In the last five years, Ubuntu has moved its efforts away from the general Linux desktop to the cloud. It was an early adapter of OpenStack, and Canonical Software, the company behind Ubuntu, now claims that its OpenStack solution runs two-thirds of OpenStack deployments with over one thousand users. In addition, its OpenStack Autopilot is one of the easiest ways to install, configure, and upgrade OpenStack.
If security is your concern, Linux has numerous distributions, including Tail, Subgraph, and Whonix. However, if you want a security distribution that all employees can run from their desktops, the obvious choice is QubesOS.
The major feature of QubesOS is security domains — different levels of security to which running applications are assigned. Even routine actions like copying a file are conducted in temporary security domains. As a result, any security violation is restricted to a very small part of the operating system, and can be easily contained.
This setup requires more RAM and storage than most distributions, especially if you use more than a few security domains. However, for easy and efficient security, no other distribution is so effective.

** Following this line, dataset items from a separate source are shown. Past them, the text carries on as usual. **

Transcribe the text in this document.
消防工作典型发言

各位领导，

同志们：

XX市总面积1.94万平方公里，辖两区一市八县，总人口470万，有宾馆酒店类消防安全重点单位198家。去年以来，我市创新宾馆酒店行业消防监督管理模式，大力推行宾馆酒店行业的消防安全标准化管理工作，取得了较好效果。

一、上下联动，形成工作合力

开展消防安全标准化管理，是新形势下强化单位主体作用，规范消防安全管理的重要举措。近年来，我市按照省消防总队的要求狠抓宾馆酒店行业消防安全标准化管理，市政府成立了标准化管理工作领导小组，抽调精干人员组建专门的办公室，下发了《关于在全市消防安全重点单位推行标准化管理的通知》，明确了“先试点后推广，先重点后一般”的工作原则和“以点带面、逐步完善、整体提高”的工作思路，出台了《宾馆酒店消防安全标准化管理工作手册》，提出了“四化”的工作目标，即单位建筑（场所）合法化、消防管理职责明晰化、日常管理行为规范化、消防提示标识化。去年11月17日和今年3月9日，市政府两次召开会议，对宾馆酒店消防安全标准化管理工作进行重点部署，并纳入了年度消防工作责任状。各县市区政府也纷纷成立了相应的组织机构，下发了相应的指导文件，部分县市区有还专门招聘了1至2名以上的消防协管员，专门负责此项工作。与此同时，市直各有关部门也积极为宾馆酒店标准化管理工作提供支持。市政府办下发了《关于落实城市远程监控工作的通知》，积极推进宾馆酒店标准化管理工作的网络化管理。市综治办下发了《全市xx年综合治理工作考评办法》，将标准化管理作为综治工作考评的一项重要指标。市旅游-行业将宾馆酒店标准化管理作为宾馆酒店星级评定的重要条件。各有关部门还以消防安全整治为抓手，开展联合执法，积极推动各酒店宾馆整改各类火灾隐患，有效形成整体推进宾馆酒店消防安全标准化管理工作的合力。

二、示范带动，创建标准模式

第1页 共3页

If you want to move all your employees to a Linux desktop, your choices are practically endless. However, if you want to make the transition as painless as possible, I suggest Linux Mint.
Based on Ubuntu and Debian, Linux Mint supports two classical desktops – that is, two desktop environments that consist of a work space, a panel, and a menu. MATE is a fork of GNOME 2, comparable to a Windows 7 or XP desktop, while Cinammon is a new, highly configurable classic desktop. Both seem to add new features with each release, but any regular computer user should feel comfortable in them in less than hour. In fact, some users may hardly notice the transition.
ChromiumOS is the distribution designed for Chrome Books — inexpensive computers that use cloud storage and online services as much as possible. As a business solution, they are ideal for employees who spend their time traveling or are scattered across different locations, yet need to share resources for each other. Best of all, support and maintenance are not your concern, although you should definitely look up encryption and other additional security measures.
If your answer is a secure server that you are going to maintain in-house, then the obvious choice is Debian Stable. In fact, Debian is a reasonable Linux distro for most business needs.
True, Debian rarely has the latest versions of software, and several years sometimes passes without a new release. However, for a server, those are not the features you want. You want a well-tested, quickly patched operating system – and no other distribution meets those criteria as well as Debian.
The one problem may be finding a qualified sysadmin to maintain your Debian servers. However, Debian is the source of almost two-thirds of the existing distros, so finding one shouldn’t be too difficult so long as you can pay market rates.
The Advantages of Direction
Take a moment to define your business needs, and choosing a Linux distribution becomes much easier. In many cases, you will still have more than one choice, but, because you have direction, deciding on the one you need should become much simpler. At the very least, it should reduce the amount of research you need to reach a decision.